Small Business Balance Sheet (part 2)
Disclaimer: Realize that this blog post is not an accounting class. This is just simple, basic information for small business owners who would normally freeze up when they hear the word accounting. If you’ve got an accountant preparing your return for you, you have the right to ask questions and not be intimidated. Sometimes the balance sheet numbers just look like mumbo jumbo. My goal here is to help you get a little handle on what your balance sheet is showing you.
In the last post we learned that
Assets = Liability + Owner’s Equity
We left off with partners Peggy and Sarah having a very simple balance sheet of $12,000 in cash and $12,000 in owner’s equity. (example 1) But in real life, there’s usually more to a balance sheet than just your cash.
So let’s say that Peggy and Sarah (I’m going to call the company P&S from here out, okay?) bought a piece of equipment for $5,000 cash. That’s going to change the balance sheet—but not the owner’s equity. Look. We took $5000 out of cash, so now they only have $7000 left. But they have a $5000 piece of equipment—equipment is also an asset so their assets still equal $12,000. Since they still have no liabilities, then their owner’s equity is also still $12,000.

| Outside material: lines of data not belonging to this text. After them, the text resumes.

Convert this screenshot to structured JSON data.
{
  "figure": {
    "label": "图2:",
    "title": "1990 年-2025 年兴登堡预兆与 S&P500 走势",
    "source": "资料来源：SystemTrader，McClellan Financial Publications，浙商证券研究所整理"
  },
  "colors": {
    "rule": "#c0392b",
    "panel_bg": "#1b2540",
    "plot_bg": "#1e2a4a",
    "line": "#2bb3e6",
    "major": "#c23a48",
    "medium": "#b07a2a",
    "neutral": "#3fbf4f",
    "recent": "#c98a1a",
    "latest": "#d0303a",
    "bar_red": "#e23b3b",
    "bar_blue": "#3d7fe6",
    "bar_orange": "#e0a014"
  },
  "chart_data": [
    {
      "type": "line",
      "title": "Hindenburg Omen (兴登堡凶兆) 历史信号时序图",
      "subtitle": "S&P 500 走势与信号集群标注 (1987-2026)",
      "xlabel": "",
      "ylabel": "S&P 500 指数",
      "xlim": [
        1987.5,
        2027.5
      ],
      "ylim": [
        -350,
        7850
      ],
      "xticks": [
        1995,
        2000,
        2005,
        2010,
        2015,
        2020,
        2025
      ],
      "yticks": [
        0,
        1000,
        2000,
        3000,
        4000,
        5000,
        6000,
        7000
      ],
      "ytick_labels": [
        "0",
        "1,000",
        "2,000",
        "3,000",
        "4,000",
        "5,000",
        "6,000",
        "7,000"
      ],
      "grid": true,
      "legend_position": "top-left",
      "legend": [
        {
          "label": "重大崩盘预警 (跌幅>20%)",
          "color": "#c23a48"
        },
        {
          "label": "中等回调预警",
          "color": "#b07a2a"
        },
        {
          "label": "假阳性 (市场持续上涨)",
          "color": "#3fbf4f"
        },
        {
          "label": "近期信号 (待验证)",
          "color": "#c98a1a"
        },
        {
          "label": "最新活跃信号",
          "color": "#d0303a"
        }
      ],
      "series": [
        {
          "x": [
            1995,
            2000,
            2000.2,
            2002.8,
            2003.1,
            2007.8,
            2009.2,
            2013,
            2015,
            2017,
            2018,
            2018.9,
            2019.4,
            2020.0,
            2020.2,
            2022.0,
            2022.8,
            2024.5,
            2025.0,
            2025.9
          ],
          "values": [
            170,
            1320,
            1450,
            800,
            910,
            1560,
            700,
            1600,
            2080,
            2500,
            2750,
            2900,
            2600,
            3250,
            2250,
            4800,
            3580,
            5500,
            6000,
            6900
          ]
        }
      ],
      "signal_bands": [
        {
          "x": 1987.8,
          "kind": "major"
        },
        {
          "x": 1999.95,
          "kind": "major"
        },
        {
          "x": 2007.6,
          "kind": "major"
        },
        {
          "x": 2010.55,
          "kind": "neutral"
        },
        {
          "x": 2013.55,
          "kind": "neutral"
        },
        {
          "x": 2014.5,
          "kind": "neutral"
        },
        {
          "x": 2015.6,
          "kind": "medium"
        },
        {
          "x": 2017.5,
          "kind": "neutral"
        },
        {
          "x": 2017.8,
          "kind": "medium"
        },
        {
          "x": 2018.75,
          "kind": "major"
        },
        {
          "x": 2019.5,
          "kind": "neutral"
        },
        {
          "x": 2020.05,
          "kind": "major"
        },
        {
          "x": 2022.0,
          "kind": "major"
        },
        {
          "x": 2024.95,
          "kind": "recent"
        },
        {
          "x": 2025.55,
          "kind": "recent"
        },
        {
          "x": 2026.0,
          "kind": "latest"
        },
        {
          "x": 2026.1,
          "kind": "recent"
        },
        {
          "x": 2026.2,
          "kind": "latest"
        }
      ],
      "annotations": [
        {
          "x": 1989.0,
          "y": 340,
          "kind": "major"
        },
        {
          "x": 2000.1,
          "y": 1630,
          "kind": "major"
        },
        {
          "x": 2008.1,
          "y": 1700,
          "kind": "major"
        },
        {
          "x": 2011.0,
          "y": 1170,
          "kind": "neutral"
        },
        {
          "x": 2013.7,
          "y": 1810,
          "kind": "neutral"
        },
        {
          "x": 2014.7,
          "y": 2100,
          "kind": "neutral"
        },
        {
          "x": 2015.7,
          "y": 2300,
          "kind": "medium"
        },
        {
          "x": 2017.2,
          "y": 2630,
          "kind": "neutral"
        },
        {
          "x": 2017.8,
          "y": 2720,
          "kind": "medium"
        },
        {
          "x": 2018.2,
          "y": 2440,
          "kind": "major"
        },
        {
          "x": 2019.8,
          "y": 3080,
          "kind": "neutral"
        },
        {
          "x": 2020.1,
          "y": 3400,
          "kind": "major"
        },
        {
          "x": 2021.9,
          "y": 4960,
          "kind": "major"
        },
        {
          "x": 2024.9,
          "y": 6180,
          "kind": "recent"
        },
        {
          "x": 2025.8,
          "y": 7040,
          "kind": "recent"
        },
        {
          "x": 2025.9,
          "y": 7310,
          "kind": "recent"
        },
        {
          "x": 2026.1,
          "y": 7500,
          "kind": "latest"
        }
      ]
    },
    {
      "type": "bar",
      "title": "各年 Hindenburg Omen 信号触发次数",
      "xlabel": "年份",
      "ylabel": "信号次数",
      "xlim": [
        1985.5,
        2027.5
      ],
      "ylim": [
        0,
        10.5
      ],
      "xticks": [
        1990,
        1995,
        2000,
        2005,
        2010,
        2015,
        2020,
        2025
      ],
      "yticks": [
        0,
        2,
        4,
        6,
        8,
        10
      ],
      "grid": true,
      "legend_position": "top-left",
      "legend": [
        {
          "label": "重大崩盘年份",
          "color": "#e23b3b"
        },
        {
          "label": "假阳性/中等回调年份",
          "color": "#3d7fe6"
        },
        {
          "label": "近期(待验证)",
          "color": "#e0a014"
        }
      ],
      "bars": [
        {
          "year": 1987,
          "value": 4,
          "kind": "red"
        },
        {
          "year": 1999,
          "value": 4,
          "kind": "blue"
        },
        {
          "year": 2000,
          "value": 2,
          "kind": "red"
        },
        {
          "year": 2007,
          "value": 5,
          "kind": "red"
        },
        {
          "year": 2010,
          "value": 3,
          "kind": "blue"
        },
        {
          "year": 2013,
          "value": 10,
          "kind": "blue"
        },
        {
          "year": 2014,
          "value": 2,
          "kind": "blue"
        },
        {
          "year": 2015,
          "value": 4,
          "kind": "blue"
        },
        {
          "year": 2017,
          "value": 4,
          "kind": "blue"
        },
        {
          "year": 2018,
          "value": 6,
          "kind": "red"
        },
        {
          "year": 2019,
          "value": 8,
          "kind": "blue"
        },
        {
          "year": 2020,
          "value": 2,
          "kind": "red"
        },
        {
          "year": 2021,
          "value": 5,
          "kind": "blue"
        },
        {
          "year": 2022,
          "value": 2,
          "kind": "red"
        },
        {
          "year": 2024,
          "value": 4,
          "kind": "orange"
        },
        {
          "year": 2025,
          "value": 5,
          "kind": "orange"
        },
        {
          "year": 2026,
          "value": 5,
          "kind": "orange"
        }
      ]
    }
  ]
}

But maybe they didn’t feel like they could spend $5000 cash on that equipment, so they charged it on a credit card instead. (example 3) They still have their $12,000 cash, plus they have $5,000 in equipment so their total assets are $17,000. But since the equipment is on a credit card, they now have a liability of $5,000. Their total Liabilities + Owner’s Equity = $17,000 (because it has to equal the total assets, right?). So the Owner’s Equity is $12,000. They could have taken out a loan instead. A loan would also be a liability and would affect the balance sheet in the same way.
Now over time, the equipment will get used and worn down. In accounting, it’s called depreciation. (Oh yeah, that’s a whole other thing to tackle but not today.) But just for the very simple balance sheet side—let’s say P&S’s equipment depreciated by $1,000 during the year. In example 4, we haven’t changed anything else so when the book value of the equipment goes down, so did the owner’s equity.
(Kind of like the housing market crash—maybe you bought a house for $200,000 but then the market crashed and the house was worth $150,000 instead. When the value of your house when down—do did your equity. It’s a similar situation.)
You see how every little thing affects the balance sheet. As P&S earns income, the cash goes up—and so does the equity. As they spend money, the cash goes down—and so does equity. It would drive you nuts to monitor the balance sheet every minute, but it’s constantly changing. But you do need to take a good look at it at least once a year to see where you stand.